A500 steel tubing beam deflection

[coyote50]

TL;DR

I'm looking to construct a simple rectangular 13'x17' hollow steel frame over my patio, but I'm getting conflicting beam deflection calculations.
I need to determine my beam size for my long spans of 17'. My plan was to use 3.5"OD A500 structural steel. 11 gauge (.120 in) wall thickness, 58 ksi, 5.64 lbs/ft. Beams will be sitting on and bolted (might weld) to large steel posts. So technically the ends of the beam will be free.

Hello,
I'm looking to construct a simple rectangular 13'x17' hollow steel frame over my patio, but I'm getting conflicting beam deflection calculations.

I need to determine my beam size for my long spans of 17'. My plan was to use 3.5"OD A500 structural steel. 11 gauge (.120 in) wall thickness, 58 ksi, 5.64 lbs/ft. Beams will be sitting on and bolted (might weld) to large steel posts. So technically the ends of the beam will be free.

Online calculations show deflections from .75" all the way past 6". Clearly something isn't right.

I'd like these two beams to be strong enough to handle a horizontal sunshade, and maybe a few hanging plants. I calculated a 150 lb downward force in the middle per beam just to be safe.

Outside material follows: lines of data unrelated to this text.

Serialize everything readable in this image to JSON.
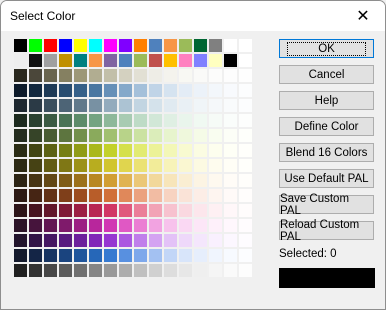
{
  "window": {
    "title": "Select Color",
    "close_glyph": "✕"
  },
  "buttons": {
    "ok": "OK",
    "cancel": "Cancel",
    "help": "Help",
    "define": "Define Color",
    "blend": "Blend 16 Colors",
    "use_default": "Use Default PAL",
    "save_custom": "Save Custom PAL",
    "reload_custom": "Reload Custom PAL"
  },
  "status": {
    "selected_label": "Selected: 0",
    "selected_color": "#000000"
  },
  "palette": [
    [
      "#000000",
      "#00ff00",
      "#ff0000",
      "#0000ff",
      "#ffff00",
      "#00ffff",
      "#ff00ff",
      "#8000ff",
      "#ff8000",
      "#4f81bd",
      "#f79646",
      "#9bbb59",
      "#006633",
      "#808080",
      "#ffffff",
      "#ffffff"
    ],
    [
      "#eeeeee",
      "#111111",
      "#a0a0a0",
      "#c09000",
      "#008080",
      "#f79646",
      "#8064a2",
      "#4f81bd",
      "#9bbb59",
      "#c0504d",
      "#ffc000",
      "#ff80c0",
      "#8080ff",
      "#ffffc0",
      "#000000",
      "#ffffff"
    ],
    [
      "#2a281e",
      "#4b473a",
      "#69644e",
      "#858061",
      "#9d9878",
      "#b1ad91",
      "#c2bfa9",
      "#d4d1c0",
      "#e2e0d4",
      "#eeede6",
      "#f4f3ed",
      "#f8f8f3",
      "#fafaf8",
      "#fcfcfb",
      "#fdfdfd",
      "#fefefe"
    ],
    [
      "#0c1a2a",
      "#13293f",
      "#1e3a56",
      "#294d70",
      "#356089",
      "#4a77a1",
      "#6690b8",
      "#85a9ca",
      "#a4c0da",
      "#c0d4e7",
      "#d5e3f0",
      "#e3ecf6",
      "#ecf2f9",
      "#f3f7fb",
      "#f8fafd",
      "#fcfdfe"
    ],
    [
      "#1e2830",
      "#2b3a46",
      "#3b4f5e",
      "#4d6476",
      "#61798b",
      "#7891a3",
      "#93abbd",
      "#acc3d3",
      "#c2d5e2",
      "#d4e2eb",
      "#e0eaf1",
      "#e9f0f5",
      "#f0f5f8",
      "#f5f8fa",
      "#f9fbfc",
      "#fcfdfe"
    ],
    [
      "#1c2a1e",
      "#2a4130",
      "#3a5a42",
      "#4a7356",
      "#5d8c6a",
      "#74a381",
      "#8eb89a",
      "#a8cbb2",
      "#bedbc6",
      "#d1e7d7",
      "#dfefe3",
      "#e9f5ec",
      "#f0f9f2",
      "#f6fbf7",
      "#fafdfb",
      "#fdfefd"
    ],
    [
      "#242c1e",
      "#364428",
      "#495c33",
      "#5d753f",
      "#73904c",
      "#8aaa5c",
      "#a1c070",
      "#b8d389",
      "#cbe2a2",
      "#dbedba",
      "#e7f4cd",
      "#eff8dc",
      "#f5fbe7",
      "#f9fdf0",
      "#fcfef7",
      "#fefffb"
    ],
    [
      "#2a2c14",
      "#424614",
      "#5c6214",
      "#767f15",
      "#909c17",
      "#aab81c",
      "#c3d12b",
      "#d5e04c",
      "#e2eb72",
      "#ecf297",
      "#f3f7b7",
      "#f8fad0",
      "#fbfce2",
      "#fdfeee",
      "#fefff6",
      "#fffffb"
    ],
    [
      "#2c2a14",
      "#464214",
      "#625c14",
      "#7f7715",
      "#9c9218",
      "#b8ad1f",
      "#d1c52f",
      "#e0d54e",
      "#ebe274",
      "#f2ec99",
      "#f7f3b9",
      "#faf7d1",
      "#fcfae2",
      "#fefcee",
      "#fffef6",
      "#fffffb"
    ],
    [
      "#2c2414",
      "#463514",
      "#624815",
      "#7f5c17",
      "#9c711b",
      "#b88722",
      "#d19e33",
      "#e0b352",
      "#ebc777",
      "#f2d89b",
      "#f7e5ba",
      "#faeed2",
      "#fcf4e3",
      "#fef9ef",
      "#fffcf7",
      "#fffefb"
    ],
    [
      "#2c1a14",
      "#462514",
      "#623216",
      "#7f3f1a",
      "#9c4d20",
      "#b85d29",
      "#d17039",
      "#e0885a",
      "#eba27f",
      "#f2bca3",
      "#f7d3c1",
      "#fae3d7",
      "#fcede6",
      "#fef5f0",
      "#fffaf8",
      "#fffdfc"
    ],
    [
      "#2c1418",
      "#461420",
      "#62172b",
      "#7f1a37",
      "#9c1f44",
      "#b82653",
      "#d13665",
      "#e0587d",
      "#eb7e99",
      "#f2a3b6",
      "#f7c2cf",
      "#fad8e0",
      "#fce6ec",
      "#fef0f3",
      "#fff7f9",
      "#fffcfc"
    ],
    [
      "#2c1428",
      "#46143c",
      "#621753",
      "#7f1a6b",
      "#9c1f83",
      "#b8269c",
      "#d136b3",
      "#e058c4",
      "#eb7ed3",
      "#f2a3e1",
      "#f7c2ec",
      "#fad8f3",
      "#fce6f7",
      "#fef0fa",
      "#fff7fd",
      "#fffcfe"
    ],
    [
      "#22142c",
      "#321446",
      "#451762",
      "#581a7f",
      "#6c1f9c",
      "#8126b8",
      "#9636d1",
      "#ab58e0",
      "#c07eeb",
      "#d4a3f2",
      "#e3c2f7",
      "#eed8fa",
      "#f4e6fc",
      "#f9f0fe",
      "#fcf7ff",
      "#fefcff"
    ],
    [
      "#141a2c",
      "#142546",
      "#173462",
      "#1a447f",
      "#1f559c",
      "#2667b8",
      "#367ad1",
      "#5890e0",
      "#7ea8eb",
      "#a3c1f2",
      "#c2d6f7",
      "#d8e5fa",
      "#e6eefc",
      "#f0f5fe",
      "#f7faff",
      "#fcfdff"
    ],
    [
      "#202020",
      "#333333",
      "#474747",
      "#5c5c5c",
      "#707070",
      "#858585",
      "#999999",
      "#adadad",
      "#c0c0c0",
      "#d0d0d0",
      "#dddddd",
      "#e7e7e7",
      "#efefef",
      "#f5f5f5",
      "#fafafa",
      "#fdfdfd"
    ]
  ]
}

I guess I'm left scratching my head because they sell 16' span shade pergolas with these tiny cheap aluminum beams with no center support. Here at work I have 3"square, thin walled steel racking beams spanning 12' that can hold thousands of pounds with no real deflection. I would've thought my 3.5" structural steel beam would be ok.

Thoughts?

Thanks, Matt.

 

[jrmichler]

Note that a 150 lb load in the center of a beam is equivalent to a 300 lb load distributed evenly over the entire length of the beam. Have you allowed for snow loads on the sunshade?

The trouble with online calculators is difficulty knowing exactly what assumptions they incorporate, which is why I prefer to use the beam deflection equations directly. You have two separate loadings to calculate - the weight of the beam, and the weight of the stuff supported by the beam. Search beam deflection equations and area moment to find the equations.

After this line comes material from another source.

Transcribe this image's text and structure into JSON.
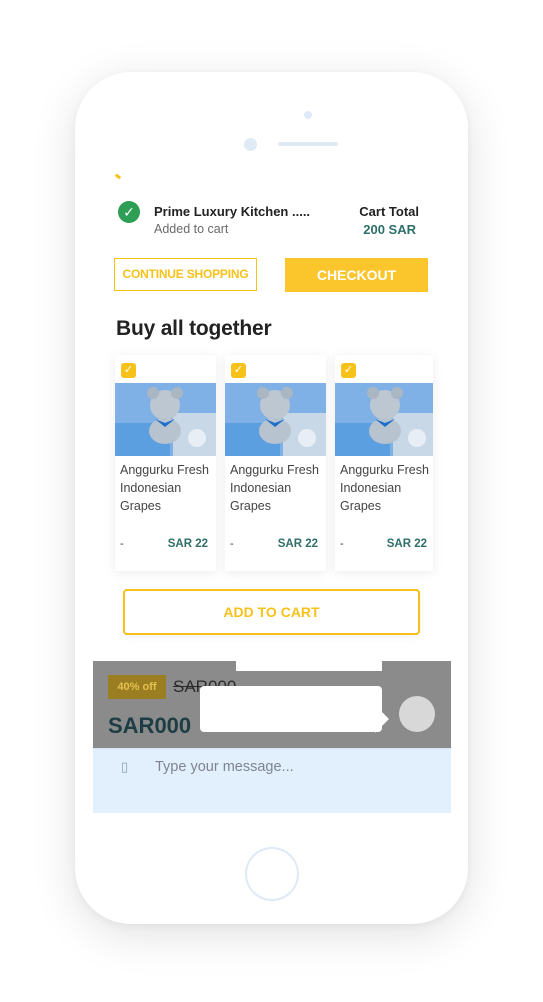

Note that deflection from a point load is proportional to the cube of the length, so a 17 foot beam will have almost 3 times the deflection of a 12 foot beam under a point load It will have 4 times the deflection under its own weight (weight is proportional to length).

Beam weight = $5.64 * 17 = 96 lbs$.
Beam length = $12 * 17 = 204 inches$.
E = $30E6 lb/inch^2$
I = $1.82 in^4$

Beam deflection due to its own weight = $96 * 204^3 * 5 / 384EI = 0.194 in$
Beam deflection due to 150 lb load in center = $150 * 204^3 / 48EI = 0.486 in$
Total beam deflection = $0.194 + 0.486 = 0.68 inches$

 

[coyote50]

Note that a 150 lb load in the center of a beam is equivalent to a 300 lb load distributed evenly over the entire length of the beam. Have you allowed for snow loads on the sunshade?

The trouble with online calculators is difficulty knowing exactly what assumptions they incorporate, which is why I prefer to use the beam deflection equations directly. You have two separate loadings to calculate - the weight of the beam, and the weight of the stuff supported by the beam. Search beam deflection equations and area moment to find the equations.

Note that deflection from a point load is proportional to the cube of the length, so a 17 foot beam will have almost 3 times the deflection of a 12 foot beam under a point load It will have 4 times the deflection under its own weight (weight is proportional to length).

Beam weight = $5.64 * 17 = 96 lbs$.
Beam length = $12 * 17 = 204 inches$.
E = $30E6 lb/inch^2$
I = $1.82 in^4$

Beam deflection due to its own weight = $96 * 204^3 * 5 / 384EI = 0.194 in$
Beam deflection due to 150 lb load in center = $150 * 204^3 / 48EI = 0.486 in$
Total beam deflection = $0.194 + 0.486 = 0.68 inches$

Thank you for the reply!
No snow load as I will be removing shade during the winter.
Your .68” deflection is much more in line with what I was expecting. Looking like I’ll be ok with my beam selection. Thank you for the equations, very helpful!